Ali did not know that the same president he voted for a year before would end up charring his body and tearing it into pieces in Sanhan, 20 kilometers southeast of the capital. He did not know that the same president who called for change and justice would also graciously welcome U.S. drones, praising the targeted killings as the U.S. dropped bombs on innocent people in his country. He did not know that this president would hold his body hostage in the hospital, refusing to hand over his remains to his family until members from our village ended their protests, stopped their blockades and silenced their demands for an investigation of the drone strike.
Our father, our mother, my brother’s widow and their three young children are living a daily nightmare. My brother was a schoolteacher when he was “accidentally” killed, and the only thing the Yemeni ministry ever acknowledged was that “Salim and Ali Al Qawli did not have any knowledge of or contact with the individuals who asked for a ride, but they happened to die alongside (them.)”
I have been waiting for almost a year now for an apology and for meaningful answers as to why my brother had to die, but no one in the U.S. or Yemeni government has ever contacted me or claimed responsibility for their actions.
I’d heard that the United States of America was sending support to Yemen, but for a long time I did not know what that meant. Now I can see it firsthand. I have received U.S. gifts and U.S. aid, wrapped in a body bag. These explosive fragments kill Yemenis, destroy their spirits, burn their bodies and only further empower the militants. The U.S. and Yemeni governments killed a young man who strongly opposed terrorism and tried to bring change through education — the very same things they purport to want themselves. I want to know why.
Ali al Qawli the schoolteacher has left us, but his tremendous legacy of love, passion and hope remains. I hope that the American people will demand an end to the illegal extrajudicial executions happening in their name. I hope they will stand against the violent actions of their Nobel Peace Prize–winning president and join us in demanding that the U.S. government stop its blind killing of hundreds of innocent people.
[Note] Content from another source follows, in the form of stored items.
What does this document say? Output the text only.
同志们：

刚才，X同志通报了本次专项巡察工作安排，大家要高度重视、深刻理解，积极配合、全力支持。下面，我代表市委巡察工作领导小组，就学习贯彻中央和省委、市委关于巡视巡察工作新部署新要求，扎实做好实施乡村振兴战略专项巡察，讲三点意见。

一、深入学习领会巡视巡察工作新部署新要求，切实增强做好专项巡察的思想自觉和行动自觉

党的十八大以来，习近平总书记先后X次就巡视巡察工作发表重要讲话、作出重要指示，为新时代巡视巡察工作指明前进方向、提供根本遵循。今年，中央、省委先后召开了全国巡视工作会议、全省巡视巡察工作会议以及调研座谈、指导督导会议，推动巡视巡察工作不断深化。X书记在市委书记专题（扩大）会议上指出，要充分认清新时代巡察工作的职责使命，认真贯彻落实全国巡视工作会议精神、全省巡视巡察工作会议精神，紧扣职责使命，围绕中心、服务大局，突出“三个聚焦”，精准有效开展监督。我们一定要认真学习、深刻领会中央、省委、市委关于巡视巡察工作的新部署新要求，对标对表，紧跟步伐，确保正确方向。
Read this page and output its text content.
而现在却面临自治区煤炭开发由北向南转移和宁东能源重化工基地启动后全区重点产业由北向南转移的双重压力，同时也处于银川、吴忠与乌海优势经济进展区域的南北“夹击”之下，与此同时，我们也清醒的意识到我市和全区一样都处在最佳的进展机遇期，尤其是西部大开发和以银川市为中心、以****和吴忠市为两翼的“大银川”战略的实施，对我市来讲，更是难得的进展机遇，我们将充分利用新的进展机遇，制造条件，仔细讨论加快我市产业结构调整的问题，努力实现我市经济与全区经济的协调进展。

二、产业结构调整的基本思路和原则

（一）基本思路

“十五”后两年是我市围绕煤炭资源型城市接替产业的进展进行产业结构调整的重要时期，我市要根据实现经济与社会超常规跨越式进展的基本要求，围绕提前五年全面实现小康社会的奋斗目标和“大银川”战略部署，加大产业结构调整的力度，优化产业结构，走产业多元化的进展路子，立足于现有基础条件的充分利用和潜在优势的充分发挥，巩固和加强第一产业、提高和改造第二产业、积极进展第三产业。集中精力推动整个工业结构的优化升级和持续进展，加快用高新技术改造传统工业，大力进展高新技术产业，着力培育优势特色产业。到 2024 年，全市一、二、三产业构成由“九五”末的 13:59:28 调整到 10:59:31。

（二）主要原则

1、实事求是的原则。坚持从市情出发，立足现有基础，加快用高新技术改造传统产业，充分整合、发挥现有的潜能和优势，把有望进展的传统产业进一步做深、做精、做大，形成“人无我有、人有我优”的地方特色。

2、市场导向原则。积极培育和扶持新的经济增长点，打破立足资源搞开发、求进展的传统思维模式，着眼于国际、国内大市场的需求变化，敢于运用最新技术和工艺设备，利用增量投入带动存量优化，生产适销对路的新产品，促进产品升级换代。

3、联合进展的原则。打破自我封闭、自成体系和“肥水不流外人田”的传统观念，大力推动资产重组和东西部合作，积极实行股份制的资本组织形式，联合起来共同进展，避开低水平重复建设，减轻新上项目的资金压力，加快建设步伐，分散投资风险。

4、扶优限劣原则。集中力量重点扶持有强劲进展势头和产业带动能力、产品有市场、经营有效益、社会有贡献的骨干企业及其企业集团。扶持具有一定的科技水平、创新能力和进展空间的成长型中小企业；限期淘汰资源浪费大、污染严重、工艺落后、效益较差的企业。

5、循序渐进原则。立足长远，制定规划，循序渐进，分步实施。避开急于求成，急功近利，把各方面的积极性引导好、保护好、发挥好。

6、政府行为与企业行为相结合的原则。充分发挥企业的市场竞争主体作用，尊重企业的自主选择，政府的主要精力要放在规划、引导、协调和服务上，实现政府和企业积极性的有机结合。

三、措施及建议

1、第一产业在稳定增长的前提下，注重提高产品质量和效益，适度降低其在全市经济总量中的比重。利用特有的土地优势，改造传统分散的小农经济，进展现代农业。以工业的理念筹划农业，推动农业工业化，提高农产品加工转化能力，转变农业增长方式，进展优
Most important, I hope they will represent the best ideals of their country’s founding and help end this injustice committed in their name.
I may live thousands of miles from the United States, but I hope that when Americans hear about drones, they will share my brother’s story and the stories of countless other civilians who have died in the name of counterterrorism. We must ensure that both courts and governments stop the killing and do not make a farce of the principles they purport to uphold.
Mohammed Al Qawli is an educational consultant at the Ministry of Education in Sanaa, Yemen and the former director of the Ministry of Education in Khawlan province. His brother, Ali Al Qawli, was killed in a drone strike in January 2013.